Prefeito Douglas sanciona lei em homenagem a Robson Paitach
O prefeito Douglas Fabrício sancionou a Lei nº 5.116/2026, que institui o Dia Municipal de Proteção à Criança e ao Adolescente em Campo Mourão. Publicada nessa quinta-feira (23), no Órgão Oficial Eletrônico, a legislação estabelece que a data será celebrada anualmente em 1º de junho, em homenagem à memória de Robson Daciuk Paitach, menino de 11 anos assassinado em 1986 em um dos crimes que mais comoveram o município.
A lei estabelece que o município poderá promover, todos os anos, palestras, campanhas educativas, atividades nas escolas e ações integradas com o Conselho Tutelar, rede de assistência social e órgãos de segurança. A proposta também prevê a divulgação dos canais oficiais de denúncia e o fortalecimento das ações de prevenção à violência contra crianças e adolescentes.
As atividades poderão ser integradas à Semana Municipal da Criança e do Adolescente e realizadas em parceria com instituições públicas, empresas, organizações da sociedade civil e entidades de proteção.
“Além de homenagear a memória de Robson Paitach, esta lei representa um compromisso permanente de nossa administração com a proteção de nossas crianças e adolescentes. Que essa data nos faça lembrar de um episódio que marcou profundamente a cidade e, ao mesmo tempo, fortaleça a conscientização, a prevenção e a responsabilidade de toda a sociedade na defesa da infância”, comentou Douglas Fabrício.
O caso
Robson Daciuk Paitach tinha 11 anos quando desapareceu, em 11 de abril de 1986. Naquele dia, foi deixado pela mãe, Leonília Daciuk Paitach, para uma aula de inglês em uma escola localizada no centro da cidade. Ele fez a prova, obteve a maior nota da turma e deixou o local antes do horário habitual, mas não retornou para casa.

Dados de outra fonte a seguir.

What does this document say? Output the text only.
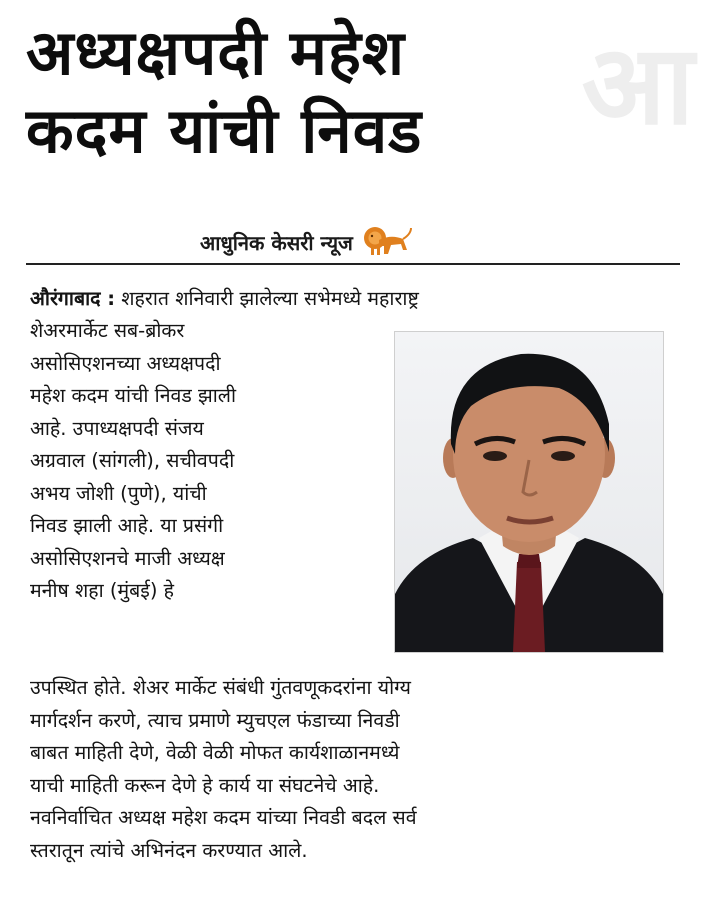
आ
अध्यक्षपदी महेश
कदम यांची निवड
आधुनिक केसरी न्यूज
औरंगाबाद : शहरात शनिवारी झालेल्या सभेमध्ये महाराष्ट्र
शेअरमार्केट सब-ब्रोकर
असोसिएशनच्या अध्यक्षपदी
महेश कदम यांची निवड झाली
आहे. उपाध्यक्षपदी संजय
अग्रवाल (सांगली), सचीवपदी
अभय जोशी (पुणे), यांची
निवड झाली आहे. या प्रसंगी
असोसिएशनचे माजी अध्यक्ष
मनीष शहा (मुंबई) हे
उपस्थित होते. शेअर मार्केट संबंधी गुंतवणूकदरांना योग्य
मार्गदर्शन करणे, त्याच प्रमाणे म्युचएल फंडाच्या निवडी
बाबत माहिती देणे, वेळी वेळी मोफत कार्यशाळानमध्ये
याची माहिती करून देणे हे कार्य या संघटनेचे आहे.
नवनिर्वाचित अध्यक्ष महेश कदम यांच्या निवडी बदल सर्व
स्तरातून त्यांचे अभिनंदन करण्यात आले.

O desaparecimento tirou a tranquilidade de Campo Mourão e provocou uma grande mobilização. Familiares, autoridades e moradores se uniram nas buscas. Após a confirmação da morte do menino, mais de 10 mil pessoas participaram de manifestações que pararam a cidade, em um dos maiores atos populares registrados até então no município.
Robson era aluno do Colégio Estadual Marechal Rondon e também havia estudado no Colégio Vicentino Santa Cruz. Além das aulas de inglês, praticava judô e era descrito pela família como um menino educado, dedicado aos estudos e cuidadoso com os irmãos mais novos.
Em abril deste ano, um painel fotográfico também foi inaugurado no Museu de História, Imagem e Som Deolindo Mendes Pereira. O espaço reúne fotografias, informações sobre a vida do menino e textos escritos por familiares e por mães que, sensibilizadas pelo caso, deram o nome de Robson aos filhos.
A iniciativa teve origem em um pedido feito por Leonília ao museu, em 2022, quando entregou documentos e fotografias do filho. A mãe pediu que o material fosse utilizado para orientar crianças e famílias sobre prevenção à violência, segurança e riscos também presentes no ambiente digital.
Livro
A história de Robson também será registrada em um livro escrito por Marlene Kohts, integrante da Academia Mourãoense de Letras. A produção da obra começou em 2024 e reúne entrevistas com familiares, documentos, processos e uma reconstrução dos acontecimentos. O trabalho não ficará restrito à cronologia do caso: também deverá abordar a trajetória da família, a mobilização da cidade e a forma como a dor foi transformada em uma mensagem de fé, cuidado e prevenção.
A família havia recusado propostas anteriores para contar a história. A decisão de autorizar a publicação ocorreu após uma conversa entre Leonília e os demais filhos. O livro já está concluído e tem lançamento previsto entre setembro e novembro de 2026, em Campo Mourão.